Testo di Alfredo De Pietra

Un viaggio tra tradizione e musica classica

Non rinnega il proprio passato di chitarrista classico, Scott McAllister. Il suo album di esordio ci mostra un musicista capace di fare tesoro delle proprie esperienze del passato nella realizzazione di un disco di rara eleganza.

Ce ne convinciamo sempre di più: la Celtic guitar è un fenomeno sempre più americano. Basta guardare agli ultimi numeri della nostra rivista, e troveremo tutta una serie di eccellenti chitarristi, ognuno con la propria peculiarità e con la propria identità artistica, dai “muscolari” ai “lirici”, dai “creativi” agli “ortodossi”. Ma quasi tutti – fateci caso – americani.

In questo panorama Scott McAllister, nato e cresciuto nel Connecticut, e che ora vive con la famiglia nel Vermont, va a occupare un ruolo abbastanza inconsueto, quello del musicista di estrazione e impostazione classica che finisce per innamorarsi della musica celtica, e che riesce a fondere con gusto i due mondi apparentemente lontani della tradizione e dell’accademia.

Il suo album, Journey, da cui sono tratti due brani della nostra compilation di questo mese, “Seaside Jig” e la celeberrima “Si Bhig Si Mhor” consta essenzialmente di arrangiamenti di brani di musica irlandese e di materiale originale per chitarra solista e per ensemble (in entrambi i brani della nostra compilation McAllister è affiancato dall’eccellente violinista Meredith Cooper).

Scott, almeno all’esodio della sua carriera, lei si è avvalso di un approccio di tipo classico al suo strumento. La musica classica è ancora oggi molto importante per lei?

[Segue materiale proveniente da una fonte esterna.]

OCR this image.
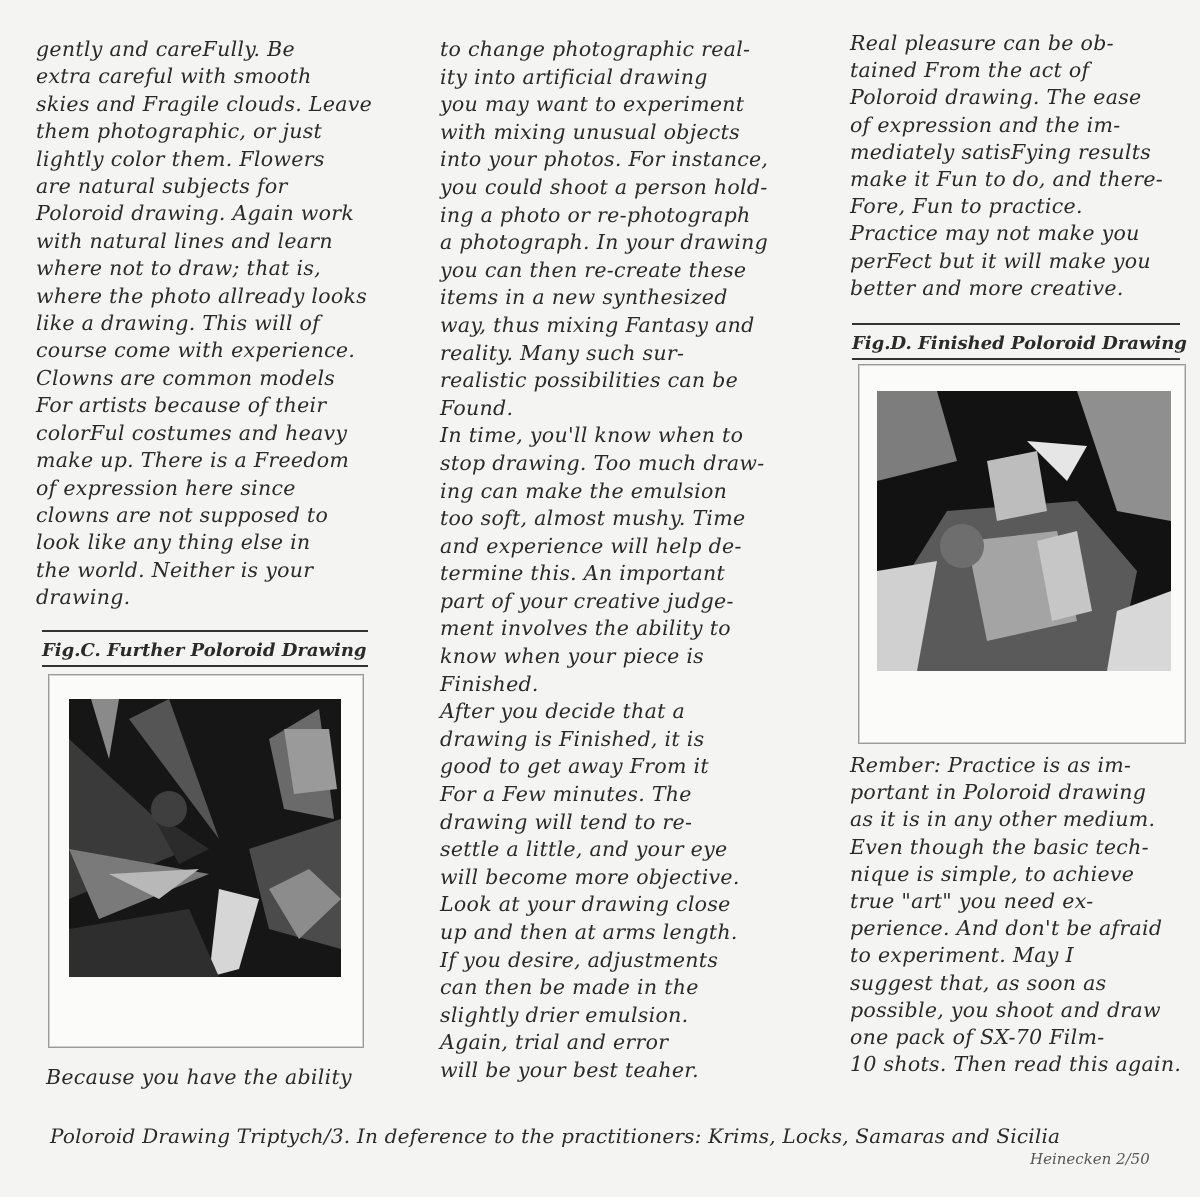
gently and careFully. Be
extra careful with smooth
skies and Fragile clouds. Leave
them photographic, or just
lightly color them. Flowers
are natural subjects for
Poloroid drawing. Again work
with natural lines and learn
where not to draw; that is,
where the photo allready looks
like a drawing. This will of
course come with experience.
Clowns are common models
For artists because of their
colorFul costumes and heavy
make up. There is a Freedom
of expression here since
clowns are not supposed to
look like any thing else in
the world. Neither is your
drawing.
Fig.C. Further Poloroid Drawing
Because you have the ability
to change photographic real-
ity into artificial drawing
you may want to experiment
with mixing unusual objects
into your photos. For instance,
you could shoot a person hold-
ing a photo or re-photograph
a photograph. In your drawing
you can then re-create these
items in a new synthesized
way, thus mixing Fantasy and
reality. Many such sur-
realistic possibilities can be
Found.
In time, you'll know when to
stop drawing. Too much draw-
ing can make the emulsion
too soft, almost mushy. Time
and experience will help de-
termine this. An important
part of your creative judge-
ment involves the ability to
know when your piece is
Finished.
After you decide that a
drawing is Finished, it is
good to get away From it
For a Few minutes. The
drawing will tend to re-
settle a little, and your eye
will become more objective.
Look at your drawing close
up and then at arms length.
If you desire, adjustments
can then be made in the
slightly drier emulsion.
Again, trial and error
will be your best teaher.
Real pleasure can be ob-
tained From the act of
Poloroid drawing. The ease
of expression and the im-
mediately satisFying results
make it Fun to do, and there-
Fore, Fun to practice.
Practice may not make you
perFect but it will make you
better and more creative.
Fig.D. Finished Poloroid Drawing
Rember: Practice is as im-
portant in Poloroid drawing
as it is in any other medium.
Even though the basic tech-
nique is simple, to achieve
true "art" you need ex-
perience. And don't be afraid
to experiment. May I
suggest that, as soon as
possible, you shoot and draw
one pack of SX-70 Film-
10 shots. Then read this again.
Poloroid Drawing Triptych/3. In deference to the practitioners: Krims, Locks, Samaras and Sicilia
Heinecken 2/50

“Ritengo che i miei studi classici siano tuttora importanti per quanto attiene la tecnica, specialmente per quel che riguarda la tecnica della mano destra. Anche se ormai suono solo la chitarra acustica, che ritengo meno versatile dal punto di vista della timbrica, faccio uso di molta della tecnica imparata in quello stile per variare il più possibile il tono dello strumento: anche molti dettagli apparentemente secondari, come ad esempio la cura delle unghie, hanno un ruolo importante sulla tonalità complessiva. E per finire, credo che le mie esperienze nel campo della classica abbiano una grande importanza per quanto riguarda le mie tecniche di arrangiamento: ad esempio, suonando una trascrizione della suite per violoncello di Bach – il cui preludio potete ascoltare anche su Journey – mi colpisce sempre quanto le jig di Carolan somiglino alla giga di quella suite. Certo, il fatto che la scansione ritmica e la tonalità siano le stesse ha il loro peso, ma penso ci sia comunque qualcos’altro. Insomma, quando ci si immerge completamente in uno stile musicale, c’è da scommettere che quello stile continuerà a fare capolino in qualsiasi altro genere si decida di esplorare!”

E l’amore per la musica celtica, quando è arrivato?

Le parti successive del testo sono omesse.